Sunday, November 3, 2024

Volterra and a Saffron Farm

This morning, we traveled to the walled hilltop city of Volterra, famous for alabaster artworks and frescoes.  It is one of the best-preserved medieval cities in Italy.  Higher and higher we climbed as Jackie, our tour director, gave us a succinct summary of Roman history.  When you travel in Italy, you travel through time as well as distance, and Jackie knew her history well.


Since ancient times, the people of central Italy have mined alabaster from these hills in Tuscany. The ancient Etruscans who  built cities on the hilltops prized the stone for its durability and beauty, and we passed several workshops where it was being transformed into beautiful sculpture.


Jackie took us to the summit of the city overlooking the Tuscan countryside, and below us was a well-preserved Roman amphitheater dating to 80 A.D., complete with Roman baths.  She said that it had only been discovered 50 years ago when a parking lot was under construction and artifacts began to be uncovered.  The area had been covered in trash and dirt all that time.

It was Sunday morning, and the little shops and cafés were just starting to open.  I enjoyed a cup of cappuccino (which I have come to appreciate in Italy) at an outdoor table while Martha explored some of the shops.  This tiny, classic Fiat was parked in the street - what a gem, though even smaller than our Mini Cooper (I'm not sure I could have gotten behind the wheel.)
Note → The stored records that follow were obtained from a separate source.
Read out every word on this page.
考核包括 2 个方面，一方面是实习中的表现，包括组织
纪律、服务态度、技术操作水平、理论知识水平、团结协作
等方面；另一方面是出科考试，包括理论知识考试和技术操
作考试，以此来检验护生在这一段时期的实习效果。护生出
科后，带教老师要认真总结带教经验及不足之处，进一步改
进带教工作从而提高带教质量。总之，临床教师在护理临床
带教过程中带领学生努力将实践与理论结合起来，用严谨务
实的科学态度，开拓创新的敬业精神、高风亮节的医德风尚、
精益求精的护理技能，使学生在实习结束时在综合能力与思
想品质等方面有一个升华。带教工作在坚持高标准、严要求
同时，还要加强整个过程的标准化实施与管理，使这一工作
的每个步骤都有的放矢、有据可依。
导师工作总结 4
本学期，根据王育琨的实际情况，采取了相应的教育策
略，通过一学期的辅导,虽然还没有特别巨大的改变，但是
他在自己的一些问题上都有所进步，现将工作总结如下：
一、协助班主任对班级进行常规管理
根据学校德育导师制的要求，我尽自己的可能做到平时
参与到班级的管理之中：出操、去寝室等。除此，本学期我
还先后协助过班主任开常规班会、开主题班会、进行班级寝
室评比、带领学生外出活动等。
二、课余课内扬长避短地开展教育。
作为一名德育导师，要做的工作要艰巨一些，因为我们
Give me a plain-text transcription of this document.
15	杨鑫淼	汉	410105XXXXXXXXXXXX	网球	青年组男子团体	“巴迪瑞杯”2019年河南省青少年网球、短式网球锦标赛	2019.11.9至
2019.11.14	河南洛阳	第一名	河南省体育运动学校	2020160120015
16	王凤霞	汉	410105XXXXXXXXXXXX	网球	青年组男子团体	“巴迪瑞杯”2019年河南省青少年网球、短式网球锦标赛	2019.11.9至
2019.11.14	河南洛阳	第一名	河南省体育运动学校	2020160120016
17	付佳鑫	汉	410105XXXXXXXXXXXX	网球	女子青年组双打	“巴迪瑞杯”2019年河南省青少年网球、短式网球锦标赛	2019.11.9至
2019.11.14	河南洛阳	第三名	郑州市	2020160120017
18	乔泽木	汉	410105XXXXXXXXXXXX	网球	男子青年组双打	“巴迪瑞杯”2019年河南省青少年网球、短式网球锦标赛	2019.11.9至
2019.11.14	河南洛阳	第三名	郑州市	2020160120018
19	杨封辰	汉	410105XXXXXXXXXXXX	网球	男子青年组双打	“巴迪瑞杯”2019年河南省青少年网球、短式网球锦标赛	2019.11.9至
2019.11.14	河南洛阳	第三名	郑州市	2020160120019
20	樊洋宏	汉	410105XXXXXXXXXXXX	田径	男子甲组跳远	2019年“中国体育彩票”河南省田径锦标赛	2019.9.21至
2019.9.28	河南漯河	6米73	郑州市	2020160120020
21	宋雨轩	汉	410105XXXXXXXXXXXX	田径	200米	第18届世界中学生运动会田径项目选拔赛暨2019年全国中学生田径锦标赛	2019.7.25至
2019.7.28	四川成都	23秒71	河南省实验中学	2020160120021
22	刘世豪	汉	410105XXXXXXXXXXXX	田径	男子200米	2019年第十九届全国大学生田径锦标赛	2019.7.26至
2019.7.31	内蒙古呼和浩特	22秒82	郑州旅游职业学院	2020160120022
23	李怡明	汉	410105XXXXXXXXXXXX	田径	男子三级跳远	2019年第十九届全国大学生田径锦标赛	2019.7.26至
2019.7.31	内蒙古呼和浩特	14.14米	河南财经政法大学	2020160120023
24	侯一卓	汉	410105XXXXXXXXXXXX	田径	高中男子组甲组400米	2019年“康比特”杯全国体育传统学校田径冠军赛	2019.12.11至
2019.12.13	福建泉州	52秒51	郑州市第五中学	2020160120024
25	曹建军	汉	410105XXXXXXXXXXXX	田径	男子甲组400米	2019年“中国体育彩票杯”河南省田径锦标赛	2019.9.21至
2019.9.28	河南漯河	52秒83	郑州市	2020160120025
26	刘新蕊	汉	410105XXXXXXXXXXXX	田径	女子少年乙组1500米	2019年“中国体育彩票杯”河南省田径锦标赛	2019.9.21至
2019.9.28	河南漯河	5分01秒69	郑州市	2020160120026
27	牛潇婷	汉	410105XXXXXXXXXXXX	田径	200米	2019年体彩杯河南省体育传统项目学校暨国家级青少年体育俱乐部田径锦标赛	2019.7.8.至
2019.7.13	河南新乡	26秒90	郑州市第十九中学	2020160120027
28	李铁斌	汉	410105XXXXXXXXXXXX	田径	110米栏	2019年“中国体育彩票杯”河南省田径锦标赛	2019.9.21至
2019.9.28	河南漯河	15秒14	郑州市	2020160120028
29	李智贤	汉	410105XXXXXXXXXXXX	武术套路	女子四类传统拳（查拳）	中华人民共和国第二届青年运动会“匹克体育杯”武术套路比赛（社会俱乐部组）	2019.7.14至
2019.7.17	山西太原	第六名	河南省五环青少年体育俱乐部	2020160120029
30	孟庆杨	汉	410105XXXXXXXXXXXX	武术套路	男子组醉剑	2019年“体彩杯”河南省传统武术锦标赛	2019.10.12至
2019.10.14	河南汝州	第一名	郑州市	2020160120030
Next to the car, a chef was preparing something under a red awning, and spectators began to arrive and watch what I realized was an outdoor cooking demonstration here in a narrow street on a Sunday morning.  He rolled out dough and smacked it loudly a few times with his fist - it turned out that he was making bread, and while my Italian is not very good I could almost follow what he was saying.  I loved stumbling on these little unexpected surprises on this tour.

 
We left Volterra for a farmhouse in San Gimignano, an agritourism family-run farm that specialized in the production of saffron, an extremely expensive spice that I don’t believe I have ever used.  The reason it is so expensive (and why I have likely never used it) is that the tiny threads are harvested by hand meticulously from the saffron crocus.  We learned that it takes 450,000 flowers to produce one kilo of saffron, which is why is is worth 50,000 euros per kilo. 

The threads, technically stigmas of the flower, were being carefully pulled from the flowers by some family members as we walked by.  One of them had a glass of wine on the table, and it looked like an enjoyable way to spend a sunny afternoon doing such delicate work.

We then made out way to a covered outdoor dining room where we enjoyed a farm dinner consisting of cheese gnocchi flavored with saffron, honey, and bread, all produced from products raised on the farm.  A jar of the expensive spice was passed around.  What an interesting aroma, sweet and musky, unlike anything I know.


It was a delicious lunch, and at the end of it, the owner/chef came out to greet us.  She did not speak English very well, but she introduced us to her granddaughter, who she said in broken English was “her future.”